Saturday, August 30, 2008

I Wish I Could Hate You

I try to tell myself that I have changed. I try to change, I want you to be wrong. Nothing has changed. I'm the same depressed, useless person I have always been. I try, I try every day to be better, but I can't. I feel like I almost changed, but you left me unfinished, and now I'll never get that chance again. So thank you, for leaving me when I needed you the most. Thank you for abandoning me. I know that you only did what was best for you, but that doesn't mean that I can't be mad about it. I wish I could hate you.

Thursday, August 21, 2008

Lateral Release

So I finally went to see the orthopedic surgeon this morning. Apparently my patella isn't tracking properly because of tight ligaments. So on the 10th of September I will be having surgery to fix the issue. It's going to put me into some serious debt, but it has to be done. I'm just glad that I finally know exactly what is wrong and that it's going to be fixed. After 8 years of ignoring it I would say that it's about time that I get it taken care of. So that is where I stand as far as that issue. Everything else is the same, I'm lonely and depressed. I'm hoping that after the surgery and recovery that I can get a normal job that will put me around people my age so that I can start making some friends.

Friday, August 08, 2008

New Endeavors

So, I have decided that with all of my free time I will strike out on a new endeavor. So, without further ado I introduce you to MovieGeek. Here I will be reviewing the majority of the movies I watch. If you know me at all you know that I watch a lot of movies, so there shouldn't be any shortage of content to post about. I will be posting reviews on all of the new movies I see as well as revisiting old favorites, or not so favorites. I hope you all will continue to read this personal blog and that those of you who give MovieGeek a shot will enjoy it.

Tuesday, August 05, 2008

Of Mice And Medical Bills

So I went to get an MRI on my knee yesterday, that was lots of fun. Laying completely still inside a giant machine that makes loud noises for about an hour. I guess my doctor will get the results today and I'll hear from him tomorrow hopefully. I'm really hoping that it's just a clear case and that there isn't any question what's wrong. I want to just have the surgery for whatever it is and be done with it as quickly as possible. I need to be able to go out and find a job so that I can help my Mom with the bills and such.

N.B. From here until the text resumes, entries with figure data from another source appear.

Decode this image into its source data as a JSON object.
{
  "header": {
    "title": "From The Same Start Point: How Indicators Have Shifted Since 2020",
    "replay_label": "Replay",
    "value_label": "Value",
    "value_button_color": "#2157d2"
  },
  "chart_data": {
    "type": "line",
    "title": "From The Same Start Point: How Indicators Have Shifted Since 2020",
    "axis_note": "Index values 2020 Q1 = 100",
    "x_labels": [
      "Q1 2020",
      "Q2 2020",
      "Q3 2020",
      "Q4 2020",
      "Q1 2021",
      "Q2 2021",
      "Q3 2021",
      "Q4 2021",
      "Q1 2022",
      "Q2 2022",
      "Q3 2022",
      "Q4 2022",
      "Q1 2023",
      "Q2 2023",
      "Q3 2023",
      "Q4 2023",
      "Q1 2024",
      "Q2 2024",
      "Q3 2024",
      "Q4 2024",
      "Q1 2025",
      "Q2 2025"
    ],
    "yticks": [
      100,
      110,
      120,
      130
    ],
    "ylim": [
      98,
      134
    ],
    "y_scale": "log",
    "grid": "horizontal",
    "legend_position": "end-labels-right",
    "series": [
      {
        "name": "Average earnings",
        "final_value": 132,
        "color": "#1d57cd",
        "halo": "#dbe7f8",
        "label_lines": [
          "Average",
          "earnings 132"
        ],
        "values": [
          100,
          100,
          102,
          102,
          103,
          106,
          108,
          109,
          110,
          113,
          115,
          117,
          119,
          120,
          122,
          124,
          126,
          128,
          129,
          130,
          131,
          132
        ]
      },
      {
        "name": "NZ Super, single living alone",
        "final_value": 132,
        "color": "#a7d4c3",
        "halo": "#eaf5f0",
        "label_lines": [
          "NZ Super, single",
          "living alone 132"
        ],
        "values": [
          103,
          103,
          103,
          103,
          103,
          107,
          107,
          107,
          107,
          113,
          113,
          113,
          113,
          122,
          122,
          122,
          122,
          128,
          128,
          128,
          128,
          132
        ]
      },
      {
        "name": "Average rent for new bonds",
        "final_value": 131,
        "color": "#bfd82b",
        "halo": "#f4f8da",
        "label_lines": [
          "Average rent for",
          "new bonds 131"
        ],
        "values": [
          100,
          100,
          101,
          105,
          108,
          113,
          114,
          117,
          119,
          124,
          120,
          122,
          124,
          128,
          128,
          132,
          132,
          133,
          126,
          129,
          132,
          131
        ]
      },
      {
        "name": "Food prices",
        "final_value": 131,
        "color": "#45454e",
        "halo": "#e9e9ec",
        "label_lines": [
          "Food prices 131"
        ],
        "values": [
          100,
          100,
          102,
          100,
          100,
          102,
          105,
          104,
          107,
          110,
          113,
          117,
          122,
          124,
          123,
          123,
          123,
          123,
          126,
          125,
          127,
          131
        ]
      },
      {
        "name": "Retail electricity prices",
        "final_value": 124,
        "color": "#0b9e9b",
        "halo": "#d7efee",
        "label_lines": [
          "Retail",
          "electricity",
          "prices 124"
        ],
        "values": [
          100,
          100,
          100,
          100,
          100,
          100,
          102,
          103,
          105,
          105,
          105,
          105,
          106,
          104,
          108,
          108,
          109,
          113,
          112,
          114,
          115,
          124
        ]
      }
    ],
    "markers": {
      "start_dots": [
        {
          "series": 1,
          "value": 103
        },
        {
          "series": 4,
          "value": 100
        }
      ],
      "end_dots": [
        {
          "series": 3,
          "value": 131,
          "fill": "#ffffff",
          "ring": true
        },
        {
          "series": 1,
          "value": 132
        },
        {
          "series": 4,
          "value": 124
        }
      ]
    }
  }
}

We apparently have a mouse problem in our house again. There are construction crews tearing up the field across the street from our house to build a school, so all of the mice are coming to our house apparently. One of them is hiding out in one of the burners on our stove, if you're quiet you can stand and watch it peak it's head out to look around. One of them got caught in a trap last night and my nieces came to get me to take care of it. I told them to look away because they wouldn't want to see it, but they insisted of course. So I showed it to them, it was a really bad one too, the trap almost decapitated the poor thing. I really wish there was a way to get them out of the house without killing them, I hate to kill animals. Insects I'm OK with killing, I hate those bastards, but animals I just don't feel right about killing them.

Saturday, August 02, 2008

Knee Problems

I finally went to see the doctor about my knee yesterday. Something I should have taken care of a long time ago. He says that he thinks it's a torn meniscus, which is obviously not a good thing. So I have to go get an MRI on Monday, for which I will have to pay in the neighborhood of $700. If it does turn out to be the meniscus then I will have to have surgery to either repair it or take out the torn part. It all depends on where the tear is. If it's on the outer area they will be able to repair it, which is better in the long run. If it's on the inside they will have to basically cut a section of it out, which can cause problems down the road with arthritis and such things. I don't know how much this is all going to cost, but I would imagine it will easily be in the $5,000 range. I'm going to be in debt forever because of this, and I am completely miserable about it.